“Then I had to get some leaflets that had been printed for us, but I didn’t realise that they were ordered, or that they were so terrible contraband, so I didn’t succeed in getting them, being no conspirator. I went back & enquired about it at Harcourt St but they said they cd be got nowhere.”
WEEK 60: 18th – 24th November 1918
Monday 18th. – I went to the Tech again & got my ring for Annie nearly done. I visited her in the afternoon & she talked more about politics than usual – asked me about the Convention and seemed interested to hear about it, and when I said the crowd agreed with the executive too much, thought it natural, & when I said how much talk there was about comparatively unimportant things like bishops’ letters, she said that was the way everywhere, & very so in yearly meetings.
Tuesday 19th Nov. – The F.L.S. began this day, with a lecture on Horace by Grace Bell, and I went to help getting the tea. I Katie was responsible for it, and she & Etta and Edith Bell were down there too. The latter sympathised warmly with Katie’s care of the soldiers at the Central Hall. There was a new
stove upstairs instead of a fire, & it didn’t burn well at all. The annual business came on, & there was quite a discussion over the rule against politics & religion, because Tom had [Superscript: made a gentle remonstrance against it] in his report. Sam Bell wanted it repealed, and Katie, and Edith White made an eloquent speech against it, in which she deplored the frightful lack of social life in Waterford, though in looking back, the connection between the 2 is not clear. I think it was that the F.L.S. is not attractive to the young because its stodgy & does not discuss vital modern problems Robert White thought it wd be better to leave things as they are, & so did Edwin & somebody else.
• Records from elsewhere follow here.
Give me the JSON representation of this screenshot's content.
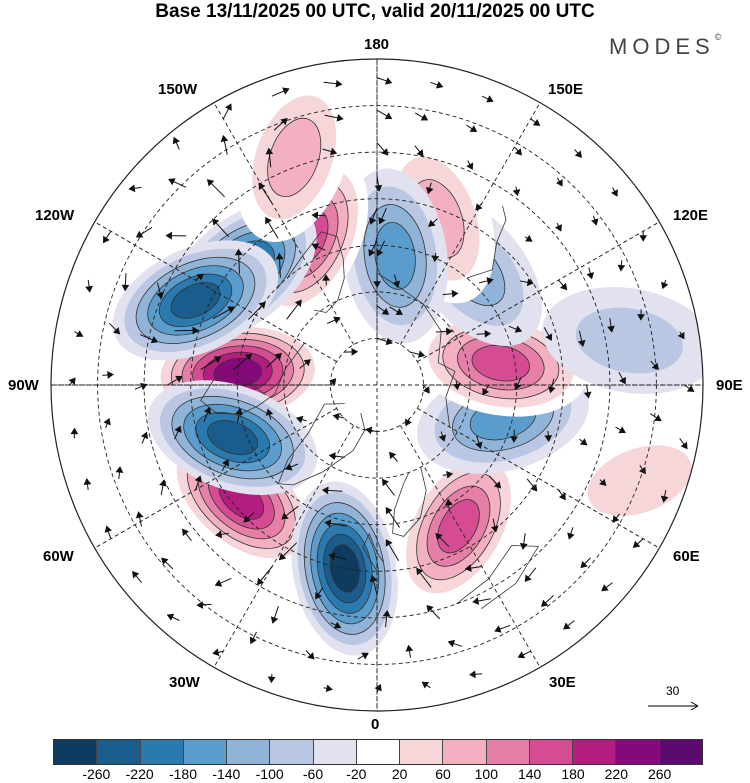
{
  "title": "Base 13/11/2025 00 UTC, valid 20/11/2025 00 UTC",
  "brand": "MODES",
  "brand_mark": "©",
  "longitude_labels": {
    "top": "180",
    "bottom": "0",
    "left": "90W",
    "right": "90E",
    "upper_left": "150W",
    "upper_right": "150E",
    "left_upper": "120W",
    "right_upper": "120E",
    "left_lower": "60W",
    "right_lower": "60E",
    "lower_left": "30W",
    "lower_right": "30E"
  },
  "reference_vector": "30",
  "colorbar": {
    "colors": [
      "#0f3b5f",
      "#1a5d8c",
      "#2a7ab0",
      "#5a9ccb",
      "#8fb4d8",
      "#b9c7e2",
      "#e1e1ef",
      "#ffffff",
      "#f7d6d9",
      "#f2b0c0",
      "#e67fa7",
      "#d54c93",
      "#b31d80",
      "#86097b",
      "#5b0b6e"
    ],
    "ticks": [
      "-260",
      "-220",
      "-180",
      "-140",
      "-100",
      "-60",
      "-20",
      "20",
      "60",
      "100",
      "140",
      "180",
      "220",
      "260"
    ]
  },
  "anomalies": [
    {
      "lat": 60,
      "lon": -95,
      "value": 240
    },
    {
      "lat": 52,
      "lon": -50,
      "value": 200
    },
    {
      "lat": 50,
      "lon": -10,
      "value": -240
    },
    {
      "lat": 55,
      "lon": 30,
      "value": 180
    },
    {
      "lat": 62,
      "lon": 75,
      "value": -150
    },
    {
      "lat": 63,
      "lon": 100,
      "value": 170
    },
    {
      "lat": 58,
      "lon": 140,
      "value": -100
    },
    {
      "lat": 52,
      "lon": 160,
      "value": 90
    },
    {
      "lat": 62,
      "lon": 172,
      "value": -140
    },
    {
      "lat": 55,
      "lon": -155,
      "value": 170
    },
    {
      "lat": 52,
      "lon": -130,
      "value": -220
    },
    {
      "lat": 47,
      "lon": -115,
      "value": -200
    },
    {
      "lat": 57,
      "lon": -70,
      "value": -200
    },
    {
      "lat": 38,
      "lon": -160,
      "value": 110
    },
    {
      "lat": 35,
      "lon": 100,
      "value": -60
    },
    {
      "lat": 30,
      "lon": 70,
      "value": 60
    }
  ]
}
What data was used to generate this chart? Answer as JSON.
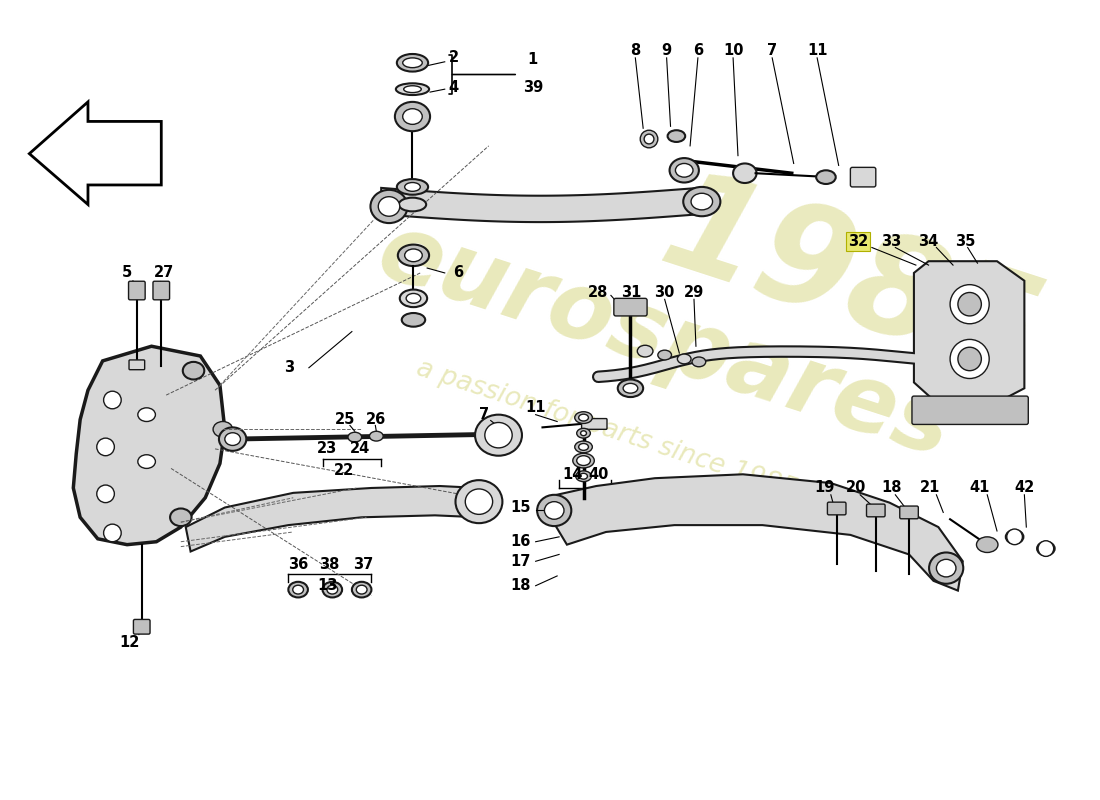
{
  "bg_color": "#ffffff",
  "line_color": "#1a1a1a",
  "fill_light": "#d8d8d8",
  "fill_mid": "#c0c0c0",
  "fill_dark": "#a0a0a0",
  "watermark_color": "#e8e8b8",
  "highlight_yellow": "#e8e870",
  "label_fontsize": 10.5
}
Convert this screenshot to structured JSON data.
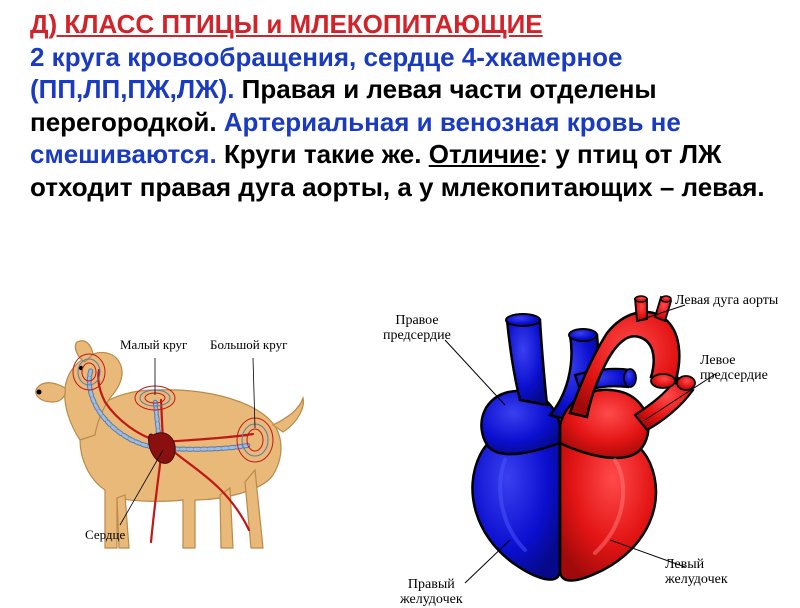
{
  "title": {
    "prefix": "Д) ",
    "main": "КЛАСС ПТИЦЫ и МЛЕКОПИТАЮЩИЕ"
  },
  "para": {
    "p1a": "2 круга кровообращения, сердце 4-хкамерное (ПП,ЛП,ПЖ,ЛЖ).",
    "p1b": " Правая и левая части отделены перегородкой. ",
    "p1c": "Артериальная и венозная кровь не смешиваются.",
    "p1d": " Круги такие же. ",
    "p1e": "Отличие",
    "p1f": ": у птиц от ЛЖ отходит правая дуга  аорты, а у млекопитающих – левая."
  },
  "dog": {
    "label_small": "Малый круг",
    "label_big": "Большой  круг",
    "label_heart": "Сердце",
    "body_fill": "#e9b97a",
    "body_stroke": "#b98a4a",
    "artery_color": "#c01818",
    "vein_fill": "#9fbbe0",
    "vein_stroke": "#5a7aa8",
    "heart_color": "#8a1010"
  },
  "heart": {
    "label_right_atrium": "Правое предсердие",
    "label_left_arch": "Левая дуга аорты",
    "label_left_atrium": "Левое предсердие",
    "label_right_vent": "Правый желудочек",
    "label_left_vent": "Левый желудочек",
    "blue": "#0b0fcf",
    "blue_dark": "#060a8a",
    "red": "#e31414",
    "red_dark": "#a00a0a",
    "outline": "#000000",
    "bg": "#ffffff"
  }
}
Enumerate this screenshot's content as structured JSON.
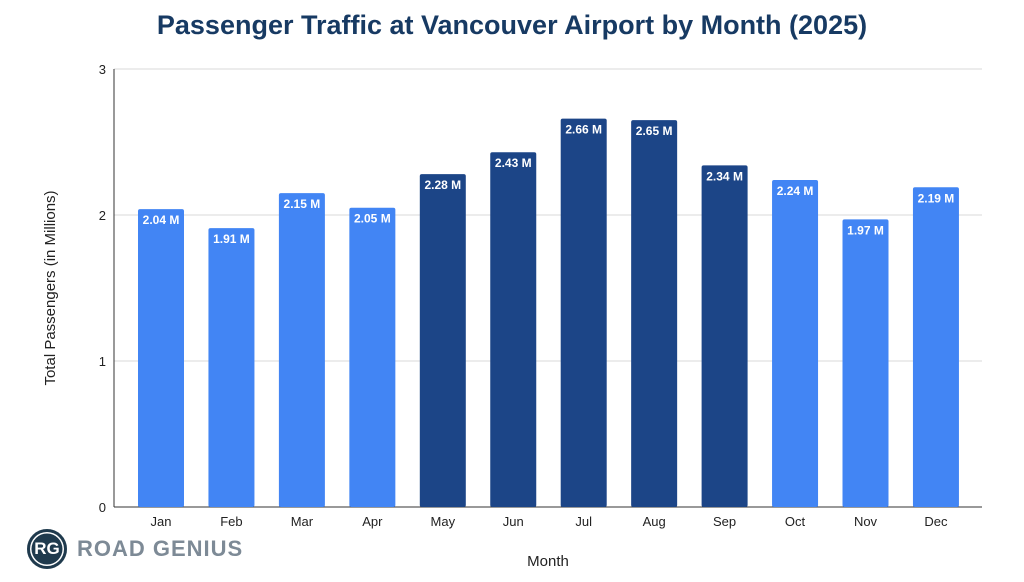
{
  "chart_data": {
    "type": "bar",
    "title": "Passenger Traffic at Vancouver Airport by Month (2025)",
    "xlabel": "Month",
    "ylabel": "Total Passengers (in Millions)",
    "ylim": [
      0,
      3
    ],
    "yticks": [
      "0",
      "1",
      "2",
      "3"
    ],
    "grid": true,
    "categories": [
      "Jan",
      "Feb",
      "Mar",
      "Apr",
      "May",
      "Jun",
      "Jul",
      "Aug",
      "Sep",
      "Oct",
      "Nov",
      "Dec"
    ],
    "values": [
      2.04,
      1.91,
      2.15,
      2.05,
      2.28,
      2.43,
      2.66,
      2.65,
      2.34,
      2.24,
      1.97,
      2.19
    ],
    "data_labels": [
      "2.04 M",
      "1.91 M",
      "2.15 M",
      "2.05 M",
      "2.28 M",
      "2.43 M",
      "2.66 M",
      "2.65 M",
      "2.34 M",
      "2.24 M",
      "1.97 M",
      "2.19 M"
    ],
    "highlighted": [
      false,
      false,
      false,
      false,
      true,
      true,
      true,
      true,
      true,
      false,
      false,
      false
    ],
    "colors": {
      "default": "#4285F4",
      "highlight": "#1C4587"
    }
  },
  "logo": {
    "initials": "RG",
    "brand": "ROAD GENIUS"
  }
}
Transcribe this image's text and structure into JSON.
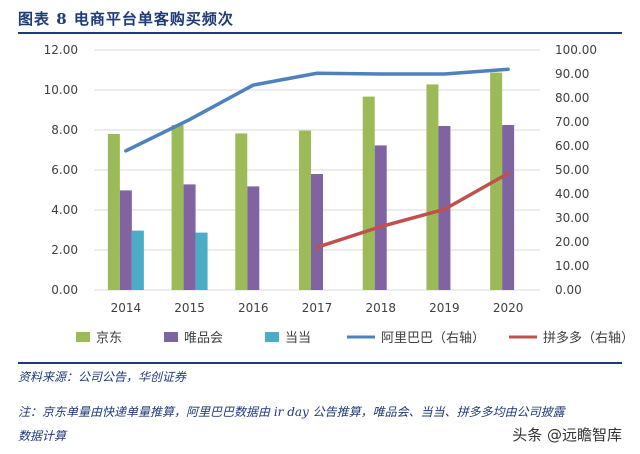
{
  "title": "图表 8    电商平台单客购买频次",
  "chart_data": {
    "type": "bar",
    "title": "图表 8    电商平台单客购买频次",
    "categories": [
      "2014",
      "2015",
      "2016",
      "2017",
      "2018",
      "2019",
      "2020"
    ],
    "ylim": [
      0,
      12
    ],
    "y2lim": [
      0,
      100
    ],
    "yticks": [
      "0.00",
      "2.00",
      "4.00",
      "6.00",
      "8.00",
      "10.00",
      "12.00"
    ],
    "y2ticks": [
      "0.00",
      "10.00",
      "20.00",
      "30.00",
      "40.00",
      "50.00",
      "60.00",
      "70.00",
      "80.00",
      "90.00",
      "100.00"
    ],
    "grid": true,
    "legend_position": "bottom",
    "series": [
      {
        "name": "京东",
        "type": "bar",
        "axis": "left",
        "color": "#9bbb59",
        "values": [
          7.8,
          8.25,
          7.83,
          7.97,
          9.67,
          10.28,
          10.87
        ]
      },
      {
        "name": "唯品会",
        "type": "bar",
        "axis": "left",
        "color": "#8064a2",
        "values": [
          4.98,
          5.28,
          5.18,
          5.8,
          7.23,
          8.2,
          8.25
        ]
      },
      {
        "name": "当当",
        "type": "bar",
        "axis": "left",
        "color": "#4bacc6",
        "values": [
          2.97,
          2.87,
          null,
          null,
          null,
          null,
          null
        ]
      },
      {
        "name": "阿里巴巴（右轴）",
        "type": "line",
        "axis": "right",
        "color": "#4f81bd",
        "values": [
          58,
          71,
          85.4,
          90.3,
          90,
          90,
          92
        ]
      },
      {
        "name": "拼多多（右轴）",
        "type": "line",
        "axis": "right",
        "color": "#c0504d",
        "values": [
          null,
          null,
          null,
          17.8,
          26.4,
          33.6,
          48.6
        ]
      }
    ]
  },
  "source": "资料来源：公司公告，华创证券",
  "note1": "注：京东单量由快递单量推算，阿里巴巴数据由 ir day 公告推算，唯品会、当当、拼多多均由公司披露",
  "note2": "数据计算",
  "watermark": "头条 @远瞻智库"
}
There were the usual efforts to get young people – Chapman & such – on the committee, & Edith Jacob (who was wearing a big Union Jack) said she had never been able to get Reg Chapman to do anything when she was secretary, & others said very sensibly that it was no use putting young
people who had never shown interest in the society on the committee. The lecture was long & rather dull. Horace was evidently a very conventional person & rather a snob.
Thursday 21st Nov. – I went to the club in the morning & afternoon, & found that Whittle wanted me to go to Dublin on errands by the 6.30 am train next day. So I went down to the hotel in the evening & slept there. Tash was very anxious to go to Dublin instead of me. Kitty was home again.
Friday 22 Nov. – I went off in the dark, having seen no one but Minnie the maid, and daylight didn’t appear till near Cille Cainnig. At least I could barely make out the island in the river at Thomastown. I went first to Whelan’s & paid for a lot of badges to be made, then to
the Irish photo engraving company at in Middle Abbey St, for the block of Meagher, which wasn’t ready, then to Harcourt St where I saw James O’Meara [sp. ?] & Nancy Power, the latter being in charge of meetings. We wanted a speaker for Sunday, but didn’t succeed in getting one. Then I had to get some leaflets that had been printed for us, but I didn’t realise that they were ordered, or that they were so terrible contraband, so I didn’t succeed in getting them, being no conspirator. I went back & enquired about it at Harcourt St but they said they cd be got nowhere. Then I went out to Maxwell Rd and dined with Aunt Nannie & Aunt Isabella. They were surprised to see me, but willing to give me dinner, which is consisted partly of a sort of lentil pottage with golden syrup in it. They showed me a set of cards for some games that Aunt H, made long ago, all flowers & birds & insects, with child fairies in each, & some
wd were lovely; but the fairies’ eyes were too big, & their faces generally rather badly proportioned, in an irritatingly conventional style. I visited Deborah after dinner & found two Ballinabarna Pooles visiting her. After I came back Mrs Shackleton & Maggie came to visit at Maxwell Rd, & Mrs S. talked about someone who claimed to be both a Sinn Feinidhe & a pacificist & couldn’t imagine how that cd be. I said it cd, and Aunt Isabella said she was glad to hear it. I went & got the block on my way to the train, & had a very dull journey down; the light wasn’t good enough to read Peveril of the Peak till I was past Cille Cainnig. T met me at the station.
Saturday 23rd. – Down at the club most of the day, & found out what a fool I had been at the printing works.
Sunday 24th. – Fine day. D. & T. came to dinner, & T. & Mamma went down to a meeting on the Mall
in the afternoon. I went to the Club in the evening.